Он сам побежал впереди, схватив карабин, Урбановский также и солдаты, сколько их было…
Хорунжий, оказавшись на втором этаже и осмотрев окна, в мгновение ока расставил стрелков.
– Огня! – скомандовал он. – Но только по артиллеристам, что у пушек.
Стрелки могли бы ласточек в полёте стрелять, как взяли цель – посыпались артиллеристы. Пули падали словно с неба и отвечать на них возможности не было. В рядах начался великий переполох.
Сипневский, пользуясь этим, под огнём неприятеля бросился со своими стрелками на ворота дворца Браницкого и тут же из-за стен начали поражать стоящих на открытом месте солдат Милашевича. Шло это так счастливо, что в нас вступил дух, мы построились как надлежит, одну пушку поставили на углу улицы Святого Креста, другую отвезли на Сулковское.
При первой из этих пушек обслуга была ещё кое-какая, потому что Мыцельский заранее забрал артиллеристов, но на Сулковском, можно сказать, Господь Бог стрелял, не люди. Возле пушки было двое барабанщиков, которые только когда-то видели, как стреляют и заряжают, и четыре подростка лет четырнадцати под командой барабанщиков, любители с засученными рукавами, один от сапожника, другой от столяра, иной от слесаря. Те среди огня, пуль, трупов, смеясь и выкрикивая, хоть один из них пал, героически рисовались, аж душа росла.
Со мной, хотя пули свистели возле ушей, а одна пробила пояс с патронами, до сих пор ничего не случилось.
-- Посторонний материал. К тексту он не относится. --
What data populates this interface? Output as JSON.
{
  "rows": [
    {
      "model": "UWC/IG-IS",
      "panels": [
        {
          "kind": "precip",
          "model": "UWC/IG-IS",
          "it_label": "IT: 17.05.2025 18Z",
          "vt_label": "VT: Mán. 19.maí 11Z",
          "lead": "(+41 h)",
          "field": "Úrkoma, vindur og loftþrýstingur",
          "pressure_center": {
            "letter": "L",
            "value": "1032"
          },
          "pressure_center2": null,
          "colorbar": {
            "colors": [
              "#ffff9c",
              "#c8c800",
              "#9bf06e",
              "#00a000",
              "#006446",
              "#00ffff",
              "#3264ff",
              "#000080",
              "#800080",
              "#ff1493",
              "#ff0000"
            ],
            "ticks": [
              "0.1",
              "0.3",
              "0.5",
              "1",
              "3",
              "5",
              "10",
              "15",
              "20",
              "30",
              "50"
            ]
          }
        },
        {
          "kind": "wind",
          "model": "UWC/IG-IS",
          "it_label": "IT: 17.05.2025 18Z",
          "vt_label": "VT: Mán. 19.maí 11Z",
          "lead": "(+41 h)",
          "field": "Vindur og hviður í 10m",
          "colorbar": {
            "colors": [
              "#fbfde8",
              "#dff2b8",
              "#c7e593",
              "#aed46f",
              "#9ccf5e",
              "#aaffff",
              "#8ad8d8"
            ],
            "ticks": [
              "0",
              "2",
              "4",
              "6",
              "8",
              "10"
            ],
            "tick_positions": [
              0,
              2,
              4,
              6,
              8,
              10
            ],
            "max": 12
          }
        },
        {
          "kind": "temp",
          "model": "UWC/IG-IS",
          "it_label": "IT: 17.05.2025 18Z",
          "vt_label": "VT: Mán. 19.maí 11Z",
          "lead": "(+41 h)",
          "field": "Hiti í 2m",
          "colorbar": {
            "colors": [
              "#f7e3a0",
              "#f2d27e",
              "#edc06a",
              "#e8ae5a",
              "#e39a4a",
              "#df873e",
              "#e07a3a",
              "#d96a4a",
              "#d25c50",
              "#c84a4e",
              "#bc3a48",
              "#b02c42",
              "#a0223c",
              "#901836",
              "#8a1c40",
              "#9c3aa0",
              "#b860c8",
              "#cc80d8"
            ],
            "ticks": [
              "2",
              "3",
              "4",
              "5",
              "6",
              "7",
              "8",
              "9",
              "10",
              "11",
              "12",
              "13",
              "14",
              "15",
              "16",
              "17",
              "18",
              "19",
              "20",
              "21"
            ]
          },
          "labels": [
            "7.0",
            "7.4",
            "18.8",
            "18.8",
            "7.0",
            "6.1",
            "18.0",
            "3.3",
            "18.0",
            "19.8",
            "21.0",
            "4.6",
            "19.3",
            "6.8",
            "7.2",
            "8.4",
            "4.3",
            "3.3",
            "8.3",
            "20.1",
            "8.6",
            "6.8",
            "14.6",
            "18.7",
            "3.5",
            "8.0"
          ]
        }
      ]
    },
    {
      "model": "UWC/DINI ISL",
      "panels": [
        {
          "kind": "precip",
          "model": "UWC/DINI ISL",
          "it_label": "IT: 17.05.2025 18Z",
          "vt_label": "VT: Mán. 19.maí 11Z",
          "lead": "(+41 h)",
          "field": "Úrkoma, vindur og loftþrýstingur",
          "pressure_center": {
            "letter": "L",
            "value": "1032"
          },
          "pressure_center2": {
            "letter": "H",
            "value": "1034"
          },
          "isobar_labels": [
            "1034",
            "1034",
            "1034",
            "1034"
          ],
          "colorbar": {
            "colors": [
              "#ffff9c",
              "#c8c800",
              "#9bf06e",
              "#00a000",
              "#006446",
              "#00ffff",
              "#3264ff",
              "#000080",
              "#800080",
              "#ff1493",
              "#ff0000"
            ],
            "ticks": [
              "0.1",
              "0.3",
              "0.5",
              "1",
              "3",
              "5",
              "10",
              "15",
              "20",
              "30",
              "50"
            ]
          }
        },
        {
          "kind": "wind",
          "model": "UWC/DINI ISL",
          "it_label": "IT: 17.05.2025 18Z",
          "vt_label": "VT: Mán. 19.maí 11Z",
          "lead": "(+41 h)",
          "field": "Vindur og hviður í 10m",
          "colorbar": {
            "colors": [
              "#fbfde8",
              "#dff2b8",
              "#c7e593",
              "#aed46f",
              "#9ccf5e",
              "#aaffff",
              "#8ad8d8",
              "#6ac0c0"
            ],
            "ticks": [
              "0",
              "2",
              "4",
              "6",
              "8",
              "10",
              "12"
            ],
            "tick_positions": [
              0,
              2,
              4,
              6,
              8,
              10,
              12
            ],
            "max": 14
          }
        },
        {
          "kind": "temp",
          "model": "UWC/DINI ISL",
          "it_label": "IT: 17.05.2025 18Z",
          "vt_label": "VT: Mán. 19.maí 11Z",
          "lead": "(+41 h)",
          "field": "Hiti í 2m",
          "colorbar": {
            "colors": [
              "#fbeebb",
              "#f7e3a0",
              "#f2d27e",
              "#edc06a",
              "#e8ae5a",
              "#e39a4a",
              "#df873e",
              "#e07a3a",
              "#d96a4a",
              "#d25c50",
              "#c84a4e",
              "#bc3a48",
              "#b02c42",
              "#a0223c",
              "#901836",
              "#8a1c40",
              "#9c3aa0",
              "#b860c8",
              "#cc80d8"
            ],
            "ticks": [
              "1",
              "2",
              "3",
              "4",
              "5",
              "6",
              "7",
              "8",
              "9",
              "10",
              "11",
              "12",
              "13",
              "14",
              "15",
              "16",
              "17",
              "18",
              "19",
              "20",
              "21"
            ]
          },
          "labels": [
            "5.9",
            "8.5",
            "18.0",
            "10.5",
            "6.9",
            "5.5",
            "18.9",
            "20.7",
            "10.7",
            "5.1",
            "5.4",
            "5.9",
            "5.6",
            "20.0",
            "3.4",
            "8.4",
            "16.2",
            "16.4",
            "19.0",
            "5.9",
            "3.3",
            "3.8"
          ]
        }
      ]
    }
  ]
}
Сразу признаюсь, выдерживая первый раз в жизни огонь, после выстрела картечью я почувствовал дрожь в костях; но когда завязалась хорошая битва, всякая мысль о себе, об опасности убежала… горячка охватывала.
Чрезвычайное хладнокровие ума и мужество наших офицеров тянуло, можно сказать, за собой. Капитан Забильский с поручиком Витковским рвались вперёд и сдерживали людей, не давая им рассыпаться; давали огня и выдерживали огонь храбро, а тем временем, идя по примеру Сипневского, майор Зайдлиц с Монкейном с одной пушкой и маленьким отрядом протиснулся во дворец Ордынского, обошёл его и атаковал сбоку… а потом занял место под костёлом визиток; Ковальский также протиснулся до дворца Карася, Волынский же поддержал Урбановского и выстрелы сыпались как град, со всех сторон.
Только иногда ухо подхватывало голос колоколов среди грома пушек и ружейной стрельбы…
Взятый со всех сторон полк Милашевича не мог удержаться в таком положении, хотя храбро защищался до последнего. Две пушки, канониров которых убили, остались на площади – смешанное каре в панике начало отступать. Видя это, Урбановский и Волынский сбежались вместе, чтобы схватить пушки, и со двора дворца Малаховского закрыли убегающим дорогу. Со всех сторон окружённый неприятель, свернулся и начал уходить в самом большом беспорядке к саксонской кузнице.
Наши люди пошли в погоню и также рассеялись; победа была нашей, но следовало быть осторожными, потом что не с одним этим отрядом мы могли иметь дело. Мы не знали, что стало с оставшимися позади. Ударили, поэтому, на сбор, на порядок.